Cyber Security Third Party Risk Analyst-1

The Third-Party Security Risk Analyst will be responsible for executing and maintaining DXC’s global Cyber Security Third-Party Risk Management program. They will work daily with Supply Chain Management, Legal, Privacy, Sales and other business functions to assess vendors’ information security posture, identify compliance concerns, document information security risk and work with the business on risk mitigation plans. The Risk Analyst will be working with the business and technical organizations globally across multiple geographies and industries. They must be a team player and leader that has a history of risk management, is extremely effective at communicating information security controls with the business and working collaboratively across a matrixed organization resulting in the reduction of information security risk for the company. This position will be responsible for accurately capturing, communicating, and managing the risk posture of the organization. Experience and knowledge of working with both qualitative and quantitative risk methodologies is highly preferred.

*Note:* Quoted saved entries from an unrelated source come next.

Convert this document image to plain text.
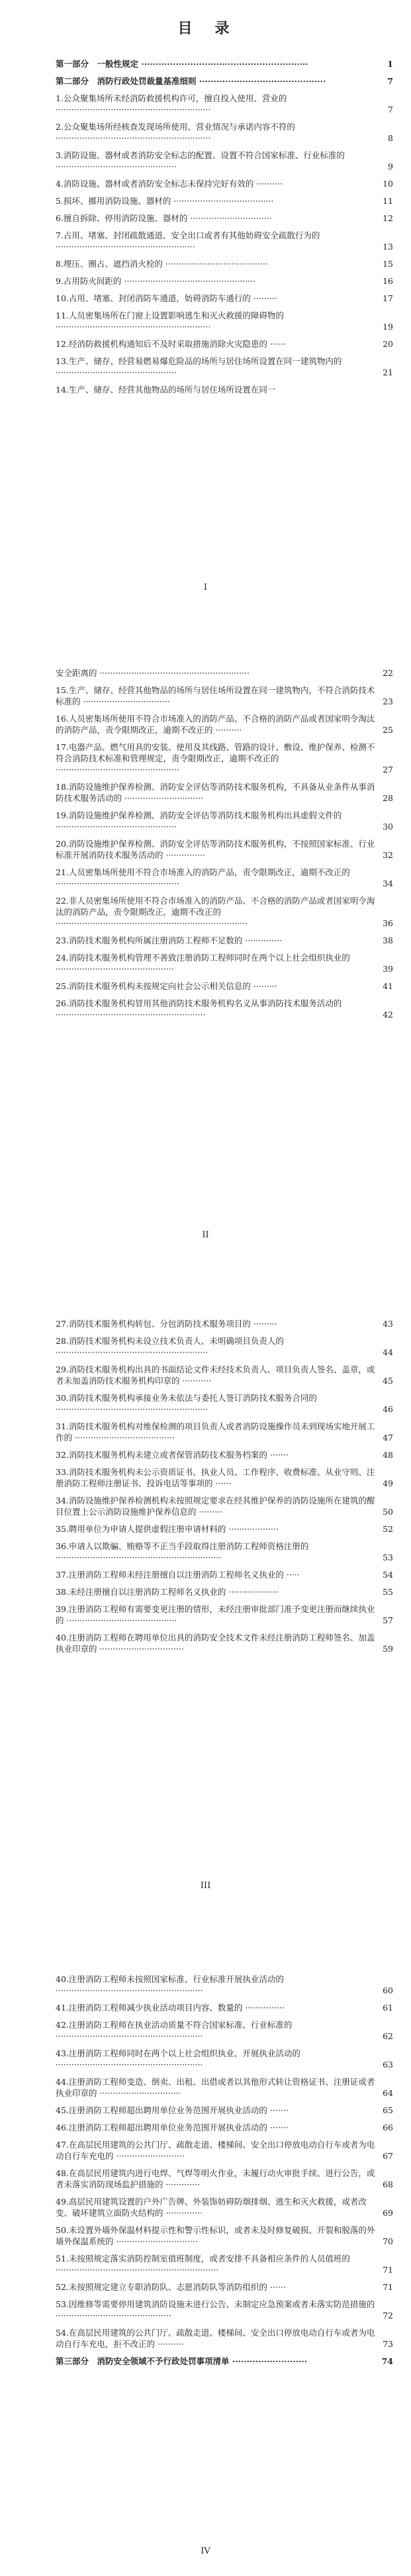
目　录
第一部分　一般性规定 ··························································	1
第二部分　消防行政处罚裁量基准细则 ············································	7
1.公众聚集场所未经消防救援机构许可，擅自投入使用、营业的 ···························································	7
2.公众聚集场所经核查发现场所使用、营业情况与承诺内容不符的 ···························································	8
3.消防设施、器材或者消防安全标志的配置、设置不符合国家标准、行业标准的 ··············································	9
4.消防设施、器材或者消防安全标志未保持完好有效的 ··········	10
5.损坏、挪用消防设施、器材的 ······································	11
6.擅自拆除、停用消防设施、器材的 ·······························	12
7.占用、堵塞、封闭疏散通道、安全出口或者有其他妨碍安全疏散行为的 ·····················································	13
8.埋压、圈占、遮挡消火栓的 ·······································	15
9.占用防火间距的 ··················································	16
10.占用、堵塞、封闭消防车通道，妨碍消防车通行的 ·········	17
11.人员密集场所在门窗上设置影响逃生和灭火救援的障碍物的 ···························································	19
12.经消防救援机构通知后不及时采取措施消除火灾隐患的 ······	20
13.生产、储存、经营易燃易爆危险品的场所与居住场所设置在同一建筑物内的 ··············································	21
14.生产、储存、经营其他物品的场所与居住场所设置在同一
I
安全距离的 ·························································	22
15.生产、储存、经营其他物品的场所与居住场所设置在同一建筑物内，不符合消防技术标准的 ·································	23
16.人员密集场所使用不符合市场准入的消防产品、不合格的消防产品或者国家明令淘汰的消防产品，责令限期改正，逾期不改正的 ··········	25
17.电器产品、燃气用具的安装、使用及其线路、管路的设计、敷设、维护保养、检测不符合消防技术标准和管理规定，责令限期改正，逾期不改正的 ···············································	27
18.消防设施维护保养检测、消防安全评估等消防技术服务机构，不具备从业条件从事消防技术服务活动的 ······························	28
19.消防设施维护保养检测、消防安全评估等消防技术服务机构出具虚假文件的 ··············································	30
20.消防设施维护保养检测、消防安全评估等消防技术服务机构，不按照国家标准、行业标准开展消防技术服务活动的 ···············	32
21.人员密集场所使用不符合市场准入的消防产品，责令限期改正，逾期不改正的 ···············································	34
22.非人员密集场所使用不符合市场准入的消防产品、不合格的消防产品或者国家明令淘汰的消防产品，责令限期改正，逾期不改正的 ·········································································	36
23.消防技术服务机构所属注册消防工程师不足数的 ··············	38
24.消防技术服务机构管理不善致注册消防工程师同时在两个以上社会组织执业的 ·············································	39
25.消防技术服务机构未按规定向社会公示相关信息的 ·········	41
26.消防技术服务机构冒用其他消防技术服务机构名义从事消防技术服务活动的 ·························································	42
II
27.消防技术服务机构转包、分包消防技术服务项目的 ·········	43
28.消防技术服务机构未设立技术负责人、未明确项目负责人的 ··························································	44
29.消防技术服务机构出具的书面结论文件未经技术负责人、项目负责人签名、盖章，或者未加盖消防技术服务机构印章的 ···········	45
30.消防技术服务机构承接业务未依法与委托人签订消防技术服务合同的 ··························································	46
31.消防技术服务机构对维保检测的项目负责人或者消防设施操作员未到现场实地开展工作的 ······································	47
32.消防技术服务机构未建立或者保管消防技术服务档案的 ·······	48
33.消防技术服务机构未公示资质证书、执业人员、工作程序、收费标准、从业守则、注册消防工程师注册证书、投诉电话等事项的 ······	49
34.消防设施维护保养检测机构未按照规定要求在经其维护保养的消防设施所在建筑的醒目位置上公示消防设施维护保养信息的 ·········	50
35.聘用单位为申请人提供虚假注册申请材料的 ···················	52
36.申请人以欺骗、贿赂等不正当手段取得注册消防工程师资格注册的 ·······························································	53
37.注册消防工程师未经注册擅自以注册消防工程师名义执业的 ·····	54
38.未经注册擅自以注册消防工程师名义执业的 ···················	55
39.注册消防工程师有需要变更注册的情形，未经注册审批部门准予变更注册而继续执业的 ··········································	57
40.注册消防工程师在聘用单位出具的消防安全技术文件未经注册消防工程师签名、加盖执业印章的 ································	59
III
40.注册消防工程师未按照国家标准、行业标准开展执业活动的 ························································	60
41.注册消防工程师减少执业活动项目内容、数量的 ···············	61
42.注册消防工程师在执业活动质量不符合国家标准、行业标准的 ························································	62
43.注册消防工程师同时在两个以上社会组织执业、开展执业活动的 ························································	63
44.注册消防工程师变造、倒卖、出租、出借或者以其他形式转让资格证书、注册证或者执业印章的 ·······························	64
45.注册消防工程师超出聘用单位业务范围开展执业活动的 ·······	65
46.注册消防工程师超出聘用单位业务范围开展执业活动的 ·······	66
47.在高层民用建筑的公共门厅、疏散走道、楼梯间、安全出口停放电动自行车或者为电动自行车充电的 ··························	67
48.在高层民用建筑内进行电焊、气焊等明火作业，未履行动火审批手续、进行公告，或者未落实消防现场监护措施的 ·············	68
49.高层民用建筑设置的户外广告牌、外装饰妨碍防烟排烟、逃生和灭火救援，或者改变、破坏建筑立面防火结构的 ··············	69
50.未设置外墙外保温材料提示性和警示性标识，或者未及时修复破损、开裂和脱落的外墙外保温系统的 ·······························	70
51.未按照规定落实消防控制室值班制度，或者安排不具备相应条件的人员值班的 ······························································	71
52.未按照规定建立专职消防队、志愿消防队等消防组织的 ······	71
53.因维修等需要停用建筑消防设施未进行公告、未制定应急预案或者未落实防范措施的 ············································	72
54.在高层民用建筑的公共门厅、疏散走道、楼梯间、安全出口停放电动自行车或者为电动自行车充电，拒不改正的 ··········	73
第三部分　消防安全领域不予行政处罚事项清单 ··························	74
IV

**Detailed Responsibilities**:

- Fulfill the role of Third-Party Risk Management Information Security Subject Matter Expert.
- Quickly triage vendors and other third-parties in accordance with DXC information security policies and industry best practices.
- Carry out information security risk assessments of vendors and the services they provide.
- Provide contract support and consultancy with respect to both DXC contract wording and vendor provided contracts and/or terms and conditions.
- Meet regularly with internal customers (colleagues) and vendors’ representatives in order to support reviews, assessments, recommendations, and remediation activities.
- Assist the business with the formulation of risk mitigation plans.
- Maintain a record of all interactions within DXC’s established vendor risk management platform.
- Build and establish good working relationships and to become a trusted information security risk partner.
- Actively manage open risks, issues, queues with reference to service levels and/or due dates.
- Escalate problems or issues to management where necessary.
- Recommend improvements to Third Party Risk Management process, procedure, documentation, and platform.
- Work with other DXC Risk teams to ensure alignment and consistency of approach in order to identify, manage, and reduce risk.
- Work flexibly with respect to time management to ensure team availability across the time zones that DXC operate.

**Skills**
- Strong communication and business relationship skills at all levels of the organization.
- Delivery-focused mindset that will be able to work in a fast-paced environment with shifting priorities.
- Knowledge of a wide variety of information security concepts, services, and technologies.
- Maintains a solid understanding of information security risk, controls mapping, and business processes.
- GRC Tool management (ServiceNow, Archer or similar system).
- Possess familiarity with information security policies and standards.
- Able to act independently when making technical or business decisions.

**Education and Experience**
- 5+ years of relevant experience desired.
- Minimum 3 years of experience conducting risk assessments using risk and control frameworks including ISO, NIST or other industry standard.
- Demonstrated work history on enterprise-wide projects or initiatives with global scope.
- Professional security certification or qualification such as CTPRP, CISA, CRISC, CISM, CISSP or relevant related experience preferred.